Our world is rapidly changing during the COVID-19 pandemic. Many medical workers are thinking outside-of-the-box in order to help patients. Here is a story about one of our team members who took that box and made it her own.

Suzanne Cheree Ellis is a paramedic and one of our frontline workers responding to the coronavirus crisis. Suzanne created a removable, mobile isolation box that can fit on a standard ambulance gurney. She remarked that after taking a class on Medical MacGyvering from fellow Musa, Dr. Tatiana Havryliuk, at a Wilderness Medical Society Conference, she felt inspired. Suzanne is also an amazing artist. We have sold many of her beautiful works to raise money for the Wongchhu Sherpa Memorial Hospital. Jam Jam!! Suzanne, great job to you and everyone at Marble Falls Area EMS.

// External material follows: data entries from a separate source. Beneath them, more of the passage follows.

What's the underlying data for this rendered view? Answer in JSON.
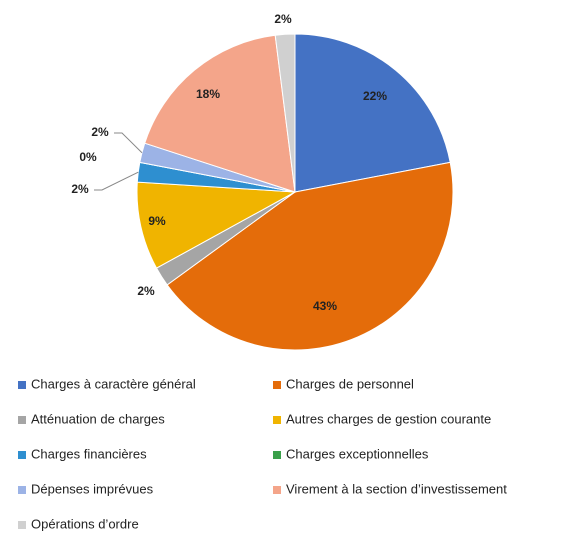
{
  "chart_data": {
    "type": "pie",
    "categories": [
      "Charges à caractère général",
      "Charges de personnel",
      "Atténuation de charges",
      "Autres charges de gestion courante",
      "Charges financières",
      "Charges exceptionnelles",
      "Dépenses imprévues",
      "Virement à la section d’investissement",
      "Opérations d’ordre"
    ],
    "values": [
      22,
      43,
      2,
      9,
      2,
      0,
      2,
      18,
      2
    ],
    "value_labels": [
      "22%",
      "43%",
      "2%",
      "9%",
      "2%",
      "0%",
      "2%",
      "18%",
      "2%"
    ],
    "colors": [
      "#4472c4",
      "#e46c0a",
      "#a5a5a5",
      "#f0b400",
      "#2e8fd0",
      "#3aa04a",
      "#9cb3e6",
      "#f4a58a",
      "#d0d0d0"
    ],
    "legend": "bottom"
  }
}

Suzanne wearing her Musa Masala shirt

I work with Marble Falls Area EMS as a paramedic. We work for the city of Marble Falls and the surrounding community in Texas. Our medical director, Dr. Jarvis, works for Marble Falls Area EMS, Williamson County EMS and now Flight Bridge ED. He is unique in his approach to EMS and emergency medicine because he was a paramedic for many years and relies on evidence-based medicine. Dr. Jarvis’s compassion resonates deeply and he is able to understand many of our concerns and questions. He is quick to remind everyone, whether you’re a nurse or a paramedic, of the importance of being understanding and empathetic with each other as well as every patient. It makes the world a miserable place otherwise.

The purpose of the box is multi-fold. In the case of Covid-19, everything is changing. We needed to create some sort of protection for EMS/first responders, provide respect to the patient on scene and have something that can be easily collapsible and transported. The hard box used in the ER is too large and bulky. I had actually been looking at Facebook when I saw a post about a possible solution for protection during CPR. I immediately texted one of my coworkers about what could be possible for EMS and we agreed there had to be another way to provide a safe, sturdy barrier.

So I spoke with a few people about the possibility of figuring out a solution. We wanted something that’s easy to use on scene or in an ambulance, that could be cleaned and would protect us and the patient. I ordered materials like tarp and a small garden hot house. I finally figured out a solution by wandering around Lowe’s. I tried to use items that were easily accessible and could be put together by anyone, including myself. The last few boxes that were put together could not have been done without my partner at work, Ken Schwake, a firefighter who helped smooth out the edges of plexiglass and was incredibly supportive. Also, we wouldn’t be able to try it without my operations director, Kevin Naumann immediately saying, “Let’s try to put this on every truck.” Having people take a chance on using an idea is one of the most important aspects. Even Lowe’s jumped onboard and donated supplies.

Understand the simplicity: Plexiglass (acrylic), zip ties, wall closet shelving supports, a shelf, Velcro, clear tarp/vinyl…and that is it. It can be changed out or exchanged and easily cleaned after every patient use.

We now have five Ellis Collapsible Isolation Boxes in service. They are stored in special bags—ie. hanging laundry bags (because I can’t sew and my mom and everyone else are busy making masks or gowns). The box is not perfect, but it should help with isolation of the virus and protect both patients and responders.

With the box secured, we can intubate, maintain a patent airway and perform CPR. Our organization does not transport cardiac arrest patients unless we are able to resuscitate them. However, if we can keep them alive…this is vital. The isolation box assists us in arriving safely to a destination, especially with changing protocols. The box can be removed, either in outside air or a negative pressure room. This keeps everyone safe.

We honestly don’t know how often we are responding to COVID calls. The answer and training change every day. We know that it is best to assume everyone/anyone has it, and that even goes for us. When we approach a new patient, we are fully gowned, masked and goggled, protecting ourselves and our patients. We want the public to know that we are doing everything we can to protect the community and ourselves.

We also want to share the box with everyone, but we especially want to track if it is helpful. To receive the PDF with specific instructions for the device to make its use simple, please email me at sellis@mfaems.org or send Marble Falls Area EMS a message about your organization.

Thank you to all my friends at Musa Masala. Each member has always been supportive and inspiring, you all matter in my life.